I had hoped that having decided to make a thriller, Almodóvar would take a greater risk than usual and play by the rules, and respect some of the conventions. He could have just followed the original plot of the book. If he was going to do his own thing, then at least reinvent the genre. Instead, he has produced a clunky, unbalanced film, resorting to his usual post-modernist chicanery and smoke-and-mirrors to avoid just telling the story, side-swiping the tension that a proper thriller should have, as though embarrassed by it.
Perhaps he really doesn’t know how to make a proper film, perhaps he only knows how to make fakes.
Rosa says
“I had hoped that having decided to make a thriller, Almodóvar would take a greater risk than usual and play by the rules, and respect some of the conventions. He could have just followed the original plot of the book.”

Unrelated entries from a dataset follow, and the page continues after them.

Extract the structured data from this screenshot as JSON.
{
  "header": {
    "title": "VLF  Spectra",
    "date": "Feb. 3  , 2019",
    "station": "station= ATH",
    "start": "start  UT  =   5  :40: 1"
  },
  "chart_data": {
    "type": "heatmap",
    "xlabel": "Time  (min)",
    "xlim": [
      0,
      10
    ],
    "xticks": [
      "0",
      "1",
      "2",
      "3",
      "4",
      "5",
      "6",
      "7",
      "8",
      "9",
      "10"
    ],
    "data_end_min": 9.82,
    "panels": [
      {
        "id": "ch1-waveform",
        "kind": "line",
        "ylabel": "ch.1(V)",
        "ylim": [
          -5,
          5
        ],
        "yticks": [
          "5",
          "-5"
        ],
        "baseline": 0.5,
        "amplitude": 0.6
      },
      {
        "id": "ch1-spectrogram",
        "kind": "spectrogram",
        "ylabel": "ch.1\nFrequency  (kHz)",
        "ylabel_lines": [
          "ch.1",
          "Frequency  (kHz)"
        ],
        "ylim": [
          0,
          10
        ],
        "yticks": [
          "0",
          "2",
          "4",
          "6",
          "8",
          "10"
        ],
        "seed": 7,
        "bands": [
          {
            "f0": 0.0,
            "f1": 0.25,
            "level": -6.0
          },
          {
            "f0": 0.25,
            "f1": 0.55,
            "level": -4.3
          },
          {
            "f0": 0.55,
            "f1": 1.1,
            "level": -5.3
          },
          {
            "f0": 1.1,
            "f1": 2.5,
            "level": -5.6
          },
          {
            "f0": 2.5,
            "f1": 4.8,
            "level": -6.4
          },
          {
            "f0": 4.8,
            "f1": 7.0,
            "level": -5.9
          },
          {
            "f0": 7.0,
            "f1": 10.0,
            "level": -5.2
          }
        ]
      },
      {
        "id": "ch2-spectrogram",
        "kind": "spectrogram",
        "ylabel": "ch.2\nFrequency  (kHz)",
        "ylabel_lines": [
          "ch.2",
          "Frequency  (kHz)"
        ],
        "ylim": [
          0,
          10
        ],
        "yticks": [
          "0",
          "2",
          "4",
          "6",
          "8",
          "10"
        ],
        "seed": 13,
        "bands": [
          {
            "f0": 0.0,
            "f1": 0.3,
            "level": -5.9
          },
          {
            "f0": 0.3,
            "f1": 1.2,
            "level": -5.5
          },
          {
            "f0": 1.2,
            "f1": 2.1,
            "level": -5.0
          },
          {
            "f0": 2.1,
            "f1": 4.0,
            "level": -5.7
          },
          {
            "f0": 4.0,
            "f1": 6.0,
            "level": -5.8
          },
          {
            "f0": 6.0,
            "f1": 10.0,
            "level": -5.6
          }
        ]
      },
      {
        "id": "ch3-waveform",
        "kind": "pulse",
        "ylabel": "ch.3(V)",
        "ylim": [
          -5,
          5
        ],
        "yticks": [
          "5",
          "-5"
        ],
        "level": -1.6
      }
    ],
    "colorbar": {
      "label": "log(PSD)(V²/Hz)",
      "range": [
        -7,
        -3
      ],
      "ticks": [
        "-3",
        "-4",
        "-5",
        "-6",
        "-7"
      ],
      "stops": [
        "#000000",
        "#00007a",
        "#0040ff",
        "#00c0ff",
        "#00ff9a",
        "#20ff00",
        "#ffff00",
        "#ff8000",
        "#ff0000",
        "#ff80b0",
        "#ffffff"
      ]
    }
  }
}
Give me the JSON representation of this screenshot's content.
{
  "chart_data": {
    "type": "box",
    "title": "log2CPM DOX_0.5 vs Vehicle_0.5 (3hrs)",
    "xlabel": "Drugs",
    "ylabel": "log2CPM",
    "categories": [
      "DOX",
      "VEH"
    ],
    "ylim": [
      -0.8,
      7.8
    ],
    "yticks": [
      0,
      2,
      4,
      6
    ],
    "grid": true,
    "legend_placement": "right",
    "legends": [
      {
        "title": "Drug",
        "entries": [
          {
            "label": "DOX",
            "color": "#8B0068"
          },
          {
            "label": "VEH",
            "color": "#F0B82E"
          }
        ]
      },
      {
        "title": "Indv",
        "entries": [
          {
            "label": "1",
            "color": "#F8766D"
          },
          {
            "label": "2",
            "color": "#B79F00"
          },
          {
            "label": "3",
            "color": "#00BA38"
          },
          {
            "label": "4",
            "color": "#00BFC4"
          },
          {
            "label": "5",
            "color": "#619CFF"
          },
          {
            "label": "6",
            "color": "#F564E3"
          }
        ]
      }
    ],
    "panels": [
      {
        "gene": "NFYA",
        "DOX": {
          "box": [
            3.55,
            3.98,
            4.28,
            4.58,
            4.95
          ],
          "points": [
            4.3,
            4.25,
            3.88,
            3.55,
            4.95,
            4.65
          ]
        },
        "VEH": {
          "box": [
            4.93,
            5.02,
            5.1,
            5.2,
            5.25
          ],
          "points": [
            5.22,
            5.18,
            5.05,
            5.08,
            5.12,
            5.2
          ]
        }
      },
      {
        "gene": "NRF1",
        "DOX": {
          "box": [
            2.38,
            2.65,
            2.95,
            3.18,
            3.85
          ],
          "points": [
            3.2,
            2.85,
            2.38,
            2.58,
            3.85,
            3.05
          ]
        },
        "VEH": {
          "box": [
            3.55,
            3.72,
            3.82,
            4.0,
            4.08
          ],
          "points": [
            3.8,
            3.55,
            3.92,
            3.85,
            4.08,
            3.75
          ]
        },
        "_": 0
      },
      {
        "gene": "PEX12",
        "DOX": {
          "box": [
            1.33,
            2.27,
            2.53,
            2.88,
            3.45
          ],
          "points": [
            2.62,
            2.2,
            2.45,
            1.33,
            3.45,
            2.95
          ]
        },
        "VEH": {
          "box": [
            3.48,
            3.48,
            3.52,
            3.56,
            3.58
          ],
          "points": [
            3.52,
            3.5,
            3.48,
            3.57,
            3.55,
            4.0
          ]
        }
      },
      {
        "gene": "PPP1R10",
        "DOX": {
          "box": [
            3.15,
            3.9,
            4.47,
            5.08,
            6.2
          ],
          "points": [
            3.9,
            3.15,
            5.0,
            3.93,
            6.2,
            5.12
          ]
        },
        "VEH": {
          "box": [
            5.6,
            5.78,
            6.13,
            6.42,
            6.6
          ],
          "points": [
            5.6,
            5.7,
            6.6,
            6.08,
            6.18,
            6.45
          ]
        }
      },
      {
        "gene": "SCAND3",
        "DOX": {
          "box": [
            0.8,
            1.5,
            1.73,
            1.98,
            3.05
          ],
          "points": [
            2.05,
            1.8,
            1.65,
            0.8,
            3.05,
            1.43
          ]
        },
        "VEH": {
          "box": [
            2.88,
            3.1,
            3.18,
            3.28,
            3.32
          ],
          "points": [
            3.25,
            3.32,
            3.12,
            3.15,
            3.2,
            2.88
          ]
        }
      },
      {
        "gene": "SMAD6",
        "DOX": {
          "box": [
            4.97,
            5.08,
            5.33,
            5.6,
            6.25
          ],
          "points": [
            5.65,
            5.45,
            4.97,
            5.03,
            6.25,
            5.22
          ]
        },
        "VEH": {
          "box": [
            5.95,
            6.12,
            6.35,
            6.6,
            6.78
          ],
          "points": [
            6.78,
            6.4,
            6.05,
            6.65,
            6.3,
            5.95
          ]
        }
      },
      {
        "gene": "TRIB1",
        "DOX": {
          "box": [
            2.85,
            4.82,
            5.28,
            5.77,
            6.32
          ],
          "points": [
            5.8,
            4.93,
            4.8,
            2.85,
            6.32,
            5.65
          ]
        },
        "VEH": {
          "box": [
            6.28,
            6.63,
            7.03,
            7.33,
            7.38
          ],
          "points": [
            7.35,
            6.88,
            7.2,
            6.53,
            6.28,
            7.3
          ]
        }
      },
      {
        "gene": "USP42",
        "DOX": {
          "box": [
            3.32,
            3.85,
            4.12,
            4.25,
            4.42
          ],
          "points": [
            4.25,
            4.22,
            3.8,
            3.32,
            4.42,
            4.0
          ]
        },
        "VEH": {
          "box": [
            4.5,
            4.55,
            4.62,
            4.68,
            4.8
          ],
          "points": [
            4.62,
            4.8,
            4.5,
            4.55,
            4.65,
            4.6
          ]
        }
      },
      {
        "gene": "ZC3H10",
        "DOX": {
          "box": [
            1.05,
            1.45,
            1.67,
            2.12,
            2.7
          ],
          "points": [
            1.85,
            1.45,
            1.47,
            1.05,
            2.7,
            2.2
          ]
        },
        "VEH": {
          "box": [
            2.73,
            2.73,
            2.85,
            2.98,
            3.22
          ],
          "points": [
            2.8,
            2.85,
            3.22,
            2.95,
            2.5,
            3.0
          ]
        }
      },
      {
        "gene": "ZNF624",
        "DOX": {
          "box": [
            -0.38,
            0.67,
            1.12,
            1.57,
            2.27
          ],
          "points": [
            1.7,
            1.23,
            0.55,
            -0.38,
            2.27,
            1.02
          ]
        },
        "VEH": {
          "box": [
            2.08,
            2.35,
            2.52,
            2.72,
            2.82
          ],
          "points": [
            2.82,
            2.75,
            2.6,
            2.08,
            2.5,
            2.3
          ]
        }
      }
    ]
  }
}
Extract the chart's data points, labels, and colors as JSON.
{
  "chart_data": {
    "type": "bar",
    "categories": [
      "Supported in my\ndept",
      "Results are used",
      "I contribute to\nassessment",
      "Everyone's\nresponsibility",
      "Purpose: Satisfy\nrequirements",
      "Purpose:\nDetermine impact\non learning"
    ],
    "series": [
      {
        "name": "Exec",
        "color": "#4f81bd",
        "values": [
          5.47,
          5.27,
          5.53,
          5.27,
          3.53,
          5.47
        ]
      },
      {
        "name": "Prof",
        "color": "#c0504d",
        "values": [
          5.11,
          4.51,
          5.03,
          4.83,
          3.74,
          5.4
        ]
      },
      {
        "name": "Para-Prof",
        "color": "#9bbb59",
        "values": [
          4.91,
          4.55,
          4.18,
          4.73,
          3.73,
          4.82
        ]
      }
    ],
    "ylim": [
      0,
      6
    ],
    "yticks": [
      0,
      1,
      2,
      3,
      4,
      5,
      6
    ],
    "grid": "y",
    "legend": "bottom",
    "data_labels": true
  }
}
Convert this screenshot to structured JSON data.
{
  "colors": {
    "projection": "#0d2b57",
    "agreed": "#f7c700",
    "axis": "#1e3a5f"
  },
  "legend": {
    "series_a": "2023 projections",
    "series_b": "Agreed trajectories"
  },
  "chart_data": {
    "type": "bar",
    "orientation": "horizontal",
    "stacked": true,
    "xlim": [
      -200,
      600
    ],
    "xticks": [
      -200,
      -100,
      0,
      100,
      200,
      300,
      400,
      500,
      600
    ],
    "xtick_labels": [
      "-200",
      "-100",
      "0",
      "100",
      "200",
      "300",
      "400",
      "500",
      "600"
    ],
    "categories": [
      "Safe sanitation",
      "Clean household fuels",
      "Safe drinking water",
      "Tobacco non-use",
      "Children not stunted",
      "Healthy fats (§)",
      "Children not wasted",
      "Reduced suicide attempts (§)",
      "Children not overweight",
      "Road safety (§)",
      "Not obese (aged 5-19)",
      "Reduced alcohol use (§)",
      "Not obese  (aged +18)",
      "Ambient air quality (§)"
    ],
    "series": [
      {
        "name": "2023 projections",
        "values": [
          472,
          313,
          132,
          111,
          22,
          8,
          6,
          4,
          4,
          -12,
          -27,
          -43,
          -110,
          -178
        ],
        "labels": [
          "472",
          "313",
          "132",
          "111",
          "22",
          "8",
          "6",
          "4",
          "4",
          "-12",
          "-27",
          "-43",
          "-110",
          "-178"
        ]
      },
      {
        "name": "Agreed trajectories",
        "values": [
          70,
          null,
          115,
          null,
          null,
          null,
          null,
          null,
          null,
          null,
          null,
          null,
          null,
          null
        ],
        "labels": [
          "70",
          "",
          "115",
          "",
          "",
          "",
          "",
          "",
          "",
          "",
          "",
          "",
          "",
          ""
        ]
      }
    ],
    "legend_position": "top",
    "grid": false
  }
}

I’m sorry Sir. I’m afraid you are loosing most of what being Almodovar means. He is the most famous spanish Director precisely bc’ he does not ever “play by the rules”, only his own.
You think he doesn’t show strong female characters just because they do not fit into the stereotype? I’m afraid women role in movies cannot be only black or white, neither “mujer florero” nor “Lara Croft”, there is a whole spectrum of women types and Almodovar portrays some of those. would you agree with that Sir?
And finally, “Perhaps he really doesn’t know how to make a proper film, perhaps he only knows how to make fakes”, or maybe you simply do not like his movies, like a lot of people (I dont like them all btw) which is something normal, what it does not seem normal is to question the quality of the (most likely) most awarded Dr. in a country. Perhaps he only knows how to make…his own style movies?